Douglas Hoerr: Planting Ideas
Douglas Hoerr: Planting Ideas
What should great landscape design try to accomplish?
HOERR: It should combine the owner’s practical considerations, such as being low maintenance, with functional objectives: Is it a space for entertaining or a quiet spot for meditating? It should also be married to the architectural style of the property and reflect its location regionally. You probably don’t want to pair a Japanese garden with a Chicago-style bungalow.
If it does these things, sellers will get tremendous value out of it—both personally and economically. That’s a successful landscape. A great landscape can actually change the habits of the people who own it—enabling them to spend more time outside, for instance. People want happiness in their lives, and a great landscape can deliver that.
What landscape design advice would you offer REALTORS® to pass along to sellers?
HOERR: Encourage sellers to get the perspective of someone seeing the house for the first time. That person might notice the unattractive shed in the neighbors’ yard, for example. Although it’s not part of the seller’s property lines, the observer sees it as part of the view. Sellers could cover that view with taller plantings. The idea is to take away bad things first, then play up the positives.
Then ask the owners to think of the yard in terms of art, with a foreground, middle ground, and background. Put in stuff that creates dimension and depth.
Dollar for dollar, sellers will get more bang for their buck by putting in trees, shrubs, and perennials than they would with expensive hardscape.
If sellers do curb appeal right, they’ll get more people to at least come to the front door.
Do you approach residential landscapes differently than you do commercial landscapes or public spaces?
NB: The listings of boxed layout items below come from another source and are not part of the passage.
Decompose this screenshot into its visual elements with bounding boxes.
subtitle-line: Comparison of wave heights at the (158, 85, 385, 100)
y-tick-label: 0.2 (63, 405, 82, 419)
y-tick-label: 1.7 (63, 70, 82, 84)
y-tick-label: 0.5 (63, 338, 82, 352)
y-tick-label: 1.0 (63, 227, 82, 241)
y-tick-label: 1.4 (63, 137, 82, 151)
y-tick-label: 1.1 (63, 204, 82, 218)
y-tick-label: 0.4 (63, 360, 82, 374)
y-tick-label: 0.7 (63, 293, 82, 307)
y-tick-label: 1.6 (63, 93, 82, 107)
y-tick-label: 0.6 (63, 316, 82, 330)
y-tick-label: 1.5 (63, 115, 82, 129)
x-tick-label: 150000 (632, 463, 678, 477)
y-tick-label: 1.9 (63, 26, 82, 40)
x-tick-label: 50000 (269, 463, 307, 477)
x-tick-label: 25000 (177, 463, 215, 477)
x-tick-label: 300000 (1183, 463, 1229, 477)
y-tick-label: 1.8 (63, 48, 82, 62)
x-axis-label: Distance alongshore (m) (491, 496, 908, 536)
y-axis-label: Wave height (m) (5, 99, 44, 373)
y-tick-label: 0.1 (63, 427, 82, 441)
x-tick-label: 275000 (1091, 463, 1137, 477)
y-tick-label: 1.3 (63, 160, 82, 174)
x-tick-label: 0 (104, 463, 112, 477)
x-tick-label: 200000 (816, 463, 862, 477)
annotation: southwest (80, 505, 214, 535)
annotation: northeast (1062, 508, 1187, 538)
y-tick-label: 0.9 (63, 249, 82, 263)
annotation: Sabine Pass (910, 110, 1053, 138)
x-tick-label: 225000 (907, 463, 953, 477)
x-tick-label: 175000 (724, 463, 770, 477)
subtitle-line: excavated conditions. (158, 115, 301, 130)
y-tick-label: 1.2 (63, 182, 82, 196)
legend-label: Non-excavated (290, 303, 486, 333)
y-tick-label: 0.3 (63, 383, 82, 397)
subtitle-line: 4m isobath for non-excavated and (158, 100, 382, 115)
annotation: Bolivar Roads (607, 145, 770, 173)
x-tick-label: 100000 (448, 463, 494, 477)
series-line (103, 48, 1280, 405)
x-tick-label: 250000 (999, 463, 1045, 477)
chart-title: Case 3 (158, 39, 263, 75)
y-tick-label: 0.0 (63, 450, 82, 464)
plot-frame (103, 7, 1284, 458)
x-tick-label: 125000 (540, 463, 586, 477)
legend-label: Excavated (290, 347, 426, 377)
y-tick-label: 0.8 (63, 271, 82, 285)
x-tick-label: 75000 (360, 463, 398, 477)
HOERR: Not really. It goes back to reading the client and the site. You have to ask: Why are you spending money to landscape? What are you trying to accomplish? For example, the beautifully landscaped median strips on Chicago’s main streets are the city’s welcoming bouquets to visitors. But the medians are about more than just aesthetics; they’re also about adding function.
What landscape design trends are you seeing?
HOERR: People are afraid of maintenance. Their lives are so busy that they want to hire someone to garden and have the whole thing done for them. And people are asking for a lot more outdoor spaces (“rooms,” garden nooks)—something sellers might want to consider before they list their home. The idea that the landscape should be designed to meet specific purposes is a notion that’s starting to stick.
What’s your favorite kind of project?
HOERR: There are two. I love doing people’s homes because they’re a puzzle. The other thing I love to do is a college campus or a public place. Working on public places allows me to touch a lot of people.